PPR, the parent of Gucci, Yves Saint Laurent and other luxury lines, acquired a 27.1 percent stake in Puma in April and launched its current offer of EUR 330 (USD $443.52) per share in mid-May. Under German regulatory law, the company is required to extend its offer to shareholders until July 11, and will announce the final result on July 17.

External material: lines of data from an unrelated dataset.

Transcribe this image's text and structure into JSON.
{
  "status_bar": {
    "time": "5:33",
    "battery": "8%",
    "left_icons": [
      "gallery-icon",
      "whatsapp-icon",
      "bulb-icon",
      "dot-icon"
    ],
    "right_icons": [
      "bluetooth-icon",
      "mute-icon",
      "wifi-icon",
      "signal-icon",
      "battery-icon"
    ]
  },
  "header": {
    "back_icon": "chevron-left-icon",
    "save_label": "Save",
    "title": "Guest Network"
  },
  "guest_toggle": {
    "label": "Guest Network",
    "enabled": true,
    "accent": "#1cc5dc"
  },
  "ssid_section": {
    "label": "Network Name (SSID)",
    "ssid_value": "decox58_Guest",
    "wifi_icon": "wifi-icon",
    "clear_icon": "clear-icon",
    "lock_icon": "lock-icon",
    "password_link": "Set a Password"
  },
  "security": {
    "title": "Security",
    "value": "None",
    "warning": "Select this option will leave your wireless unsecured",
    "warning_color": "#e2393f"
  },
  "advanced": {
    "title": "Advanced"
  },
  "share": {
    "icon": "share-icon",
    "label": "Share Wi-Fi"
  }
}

However, there are likely to be few takers, as the current share price of EUR 330.65 (USD $444.37) is 0.02 percent above PPR’s offer of EUR 330 (USD $443.52). Despite analyst speculation that Puma investors had been slow to take up the offer because they were holding out for a higher price, PPR said it would not raise its offer, which was 5.0 percent above the closing price on the day before the offer was launched, when it was EUR 314.25 (USD $422.36).
The PPR offer values Puma at EUR 5.3 billion (USD $7.1 billion), 5.6 percent above the company’s market capitalization of EUR 5.02 billion (USD $6.75 billion) on the day before the offer was launched. The offer is 14.9 times Puma’s 2006 earnings.
The PPR offer has received the backing of Puma’s board, which said it “unanimously believes that PPR’s engagement is in the best interests of the company.”
Puma had a disappointing year in 2006, when net income fell 7.4 percent, to EUR 374 million (USD $502.57 million), from EUR 404 million (USD $542.88 million) in 2005, despite a 33.2 percent increase in sales.
(Conversion of Euros into U.S. dollars is for information only, is not necessarily relative to earnings, and is based on the currency rate as of June 27.)
GSI maintains Q2 ’07 guidance
GSI Commerce (Nasdaq: GSIC), an e-commerce website creator and operator, said it still anticipates posting a second-quarter loss of $6.5 million to $7.5 million, or $5 million to $6 million on an adjusted basis.
It also reiterated its expectation of reporting sales of between $125 million and $135 million for the quarter. The company maintained its earlier 2007 guidance, saying it still expects net income of $38 million to $41 million for the year, or $12 million to $15 million on an adjusted basis. The company expects 2007 revenue of $710 million to $760 million.
Additionally, GSI said it’s planning a private offering of $100 million in unsecured convertible senior notes due 2027. It also plans to offer up to an additional $25 million in notes to cover over-allotments.
The company said it will use proceeds from the offering for working capital and general corporate purposes, including possible acquisitions.
Finish Line swings to Q1 loss
Finish Line (Nasdaq: FINL) posted a first-quarter loss on sluggish sales and rising expenses. The company reported a net loss of $3.9 million, or $0.08 per share, for the three months ended June 2, compared with a profit of $4.4 million, or $0.09 per share, in the year-ago period.
Revenue slipped to $288.3 million from $289 million last year, while selling, general and administrative expenses rose to $82.5 million from $79.6 million.